After the age of 12 to 18 months, there is a definite change in children's eating patterns as their growth slows down and they require less food. It is common for parents to be concerned that their toddlers are not eating enough or seem to be becoming fussy with the type of food they will eat.
Toddler eating behaviour:
- Eat less
- Like to eat frequently
- May become fussy with their food.
- Like to handle and explore their food.
- May develop strong likes and dislikes... and frequently change their minds about what they like and what they don't like!
- Frequently mimic the eating behaviours of their parents.
Parents need to provide a safe, comfortable environment, food that is nutritious and appropriate to the age and stage of your toddler.
Remember toddlers enjoy:
- Eating with the family and they will often try to eat from other people's plates
- Eating without interference from others as they will use a spoon as well as their fingers - but be prepared for a bit of a mess and meal times to be time consuming
- Eating small meals or snacks at regular intervals
- Helping with simple food preparation – toddlers will often snack on the food as they help you
- Having things ready straight away – they don't like to wait for anything so BEFORE sitting your toddlers in their high chair have their food ready to eat.
- Having food preferences that seem boring to us as adults e.g. will only eat carrots for a week or beans.
- Helping to serve their own meal
- Tap water is best to quench thirst
- Milk is an important source of many nutrients, particularly calcium, and should be included in your child's diet. Calcium can also be found in yoghurt, cheese and milk based custards
- Children should have 2 – 3 serves of calcium rich foods each day
Things to remember
- Aim to make mealtimes enjoyable for the whole family ... not a battleground
- If your family normally eat their evening meal late, your toddler may be tired and will need to eat earlier
- Provide a variety of foods
- Encourage safe eating habits – always get your child to sit down to eat
- Praise your child for eating a range of foods rather than the quantity of food they eat.
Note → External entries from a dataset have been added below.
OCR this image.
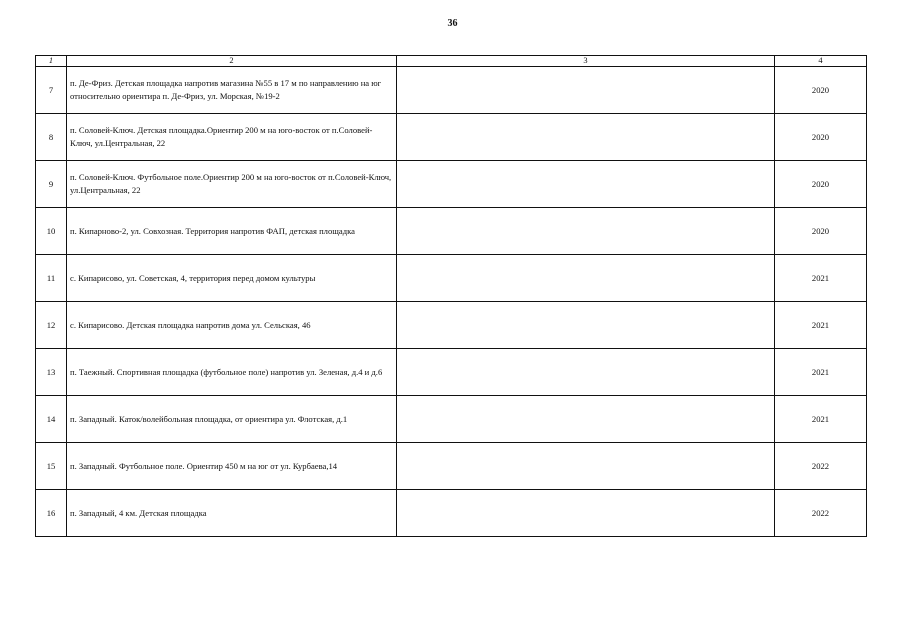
36
1	2	3	4
7	п. Де-Фриз. Детская площадка напротив магазина №55 в 17 м по направлению на юг относительно ориентира п. Де-Фриз, ул. Морская, №19-2		2020
8	п. Соловей-Ключ. Детская площадка.Ориентир 200 м на юго-восток от п.Соловей-Ключ, ул.Центральная, 22		2020
9	п. Соловей-Ключ. Футбольное поле.Ориентир 200 м на юго-восток от п.Соловей-Ключ, ул.Центральная, 22		2020
10	п. Кипарново-2, ул. Совхозная. Территория напротив ФАП, детская площадка		2020
11	с. Кипарисово, ул. Советская, 4, территория перед домом культуры		2021
12	с. Кипарисово. Детская площадка напротив дома ул. Сельская, 46		2021
13	п. Таежный. Спортивная площадка (футбольное поле) напротив ул. Зеленая, д.4 и д.6		2021
14	п. Западный. Каток/волейбольная площадка, от ориентира ул. Флотская, д.1		2021
15	п. Западный. Футбольное поле. Ориентир 450 м на юг от ул. Курбаева,14		2022
16	п. Западный, 4 км. Детская площадка		2022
- Try to model a healthy approach to nutrition by avoiding foods low in nutrition such as chips, biscuits or lollies.
- Be realistic about what you expect your toddler to eat.
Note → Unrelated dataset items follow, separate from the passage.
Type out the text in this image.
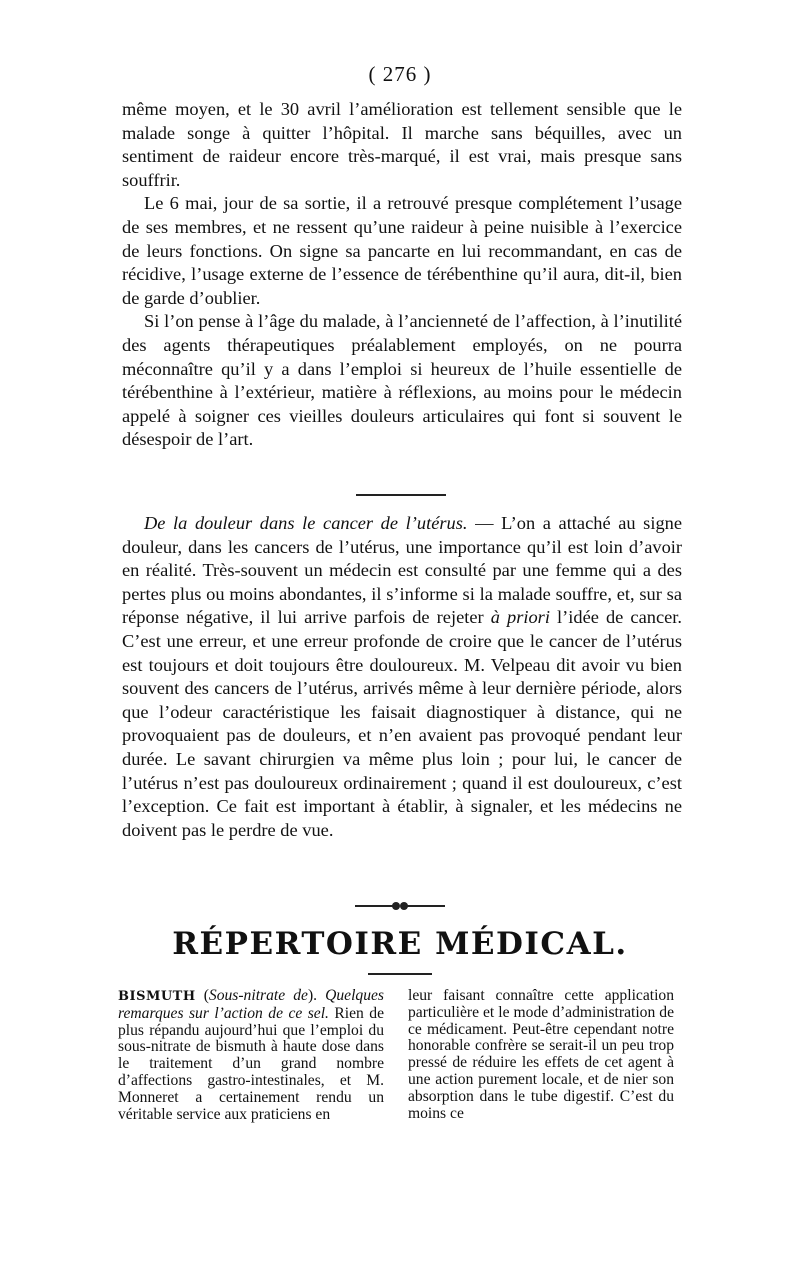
( 276 )

même moyen, et le 30 avril l’amélioration est tellement sensible que le malade songe à quitter l’hôpital. Il marche sans béquilles, avec un sentiment de raideur encore très-marqué, il est vrai, mais presque sans souffrir.

Le 6 mai, jour de sa sortie, il a retrouvé presque complétement l’usage de ses membres, et ne ressent qu’une raideur à peine nuisible à l’exercice de leurs fonctions. On signe sa pancarte en lui recommandant, en cas de récidive, l’usage externe de l’essence de térébenthine qu’il aura, dit-il, bien de garde d’oublier.

Si l’on pense à l’âge du malade, à l’ancienneté de l’affection, à l’inutilité des agents thérapeutiques préalablement employés, on ne pourra méconnaître qu’il y a dans l’emploi si heureux de l’huile essentielle de térébenthine à l’extérieur, matière à réflexions, au moins pour le médecin appelé à soigner ces vieilles douleurs articulaires qui font si souvent le désespoir de l’art.

De la douleur dans le cancer de l’utérus. — L’on a attaché au signe douleur, dans les cancers de l’utérus, une importance qu’il est loin d’avoir en réalité. Très-souvent un médecin est consulté par une femme qui a des pertes plus ou moins abondantes, il s’informe si la malade souffre, et, sur sa réponse négative, il lui arrive parfois de rejeter à priori l’idée de cancer. C’est une erreur, et une erreur profonde de croire que le cancer de l’utérus est toujours et doit toujours être douloureux. M. Velpeau dit avoir vu bien souvent des cancers de l’utérus, arrivés même à leur dernière période, alors que l’odeur caractéristique les faisait diagnostiquer à distance, qui ne provoquaient pas de douleurs, et n’en avaient pas provoqué pendant leur durée. Le savant chirurgien va même plus loin ; pour lui, le cancer de l’utérus n’est pas douloureux ordinairement ; quand il est douloureux, c’est l’exception. Ce fait est important à établir, à signaler, et les médecins ne doivent pas le perdre de vue.

RÉPERTOIRE MÉDICAL.

BISMUTH (Sous-nitrate de). Quelques remarques sur l’action de ce sel. Rien de plus répandu aujourd’hui que l’emploi du sous-nitrate de bismuth à haute dose dans le traitement d’un grand nombre d’affections gastro-intestinales, et M. Monneret a certainement rendu un véritable service aux praticiens en

leur faisant connaître cette application particulière et le mode d’administration de ce médicament. Peut-être cependant notre honorable confrère se serait-il un peu trop pressé de réduire les effets de cet agent à une action purement locale, et de nier son absorption dans le tube digestif. C’est du moins ce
- Keep food simple for example finger foods such as pieces of fruit or vegetables.
- Reduce distractions during mealtime – turn off the television
Toddlers like attention:
- If behaviour is positive - praise
- If behaviour is disruptive... use distractions, or remove them from the table and re-offer once again a short time later.
- Always wash your hands and your toddler's hands prior to handling food.
Reassure yourself with the following thoughts about young children:
- Eat when hungry.
- Never starve to death from refusing food.
If Still Concerned
- Keeping a record of what your toddler eats for a week can be helpful. You might find:
- They eat more food than you thought they did
- There is a pattern of too much milk or juice that is decreasing their appetite
- Too many snack foods are being allowed between meals.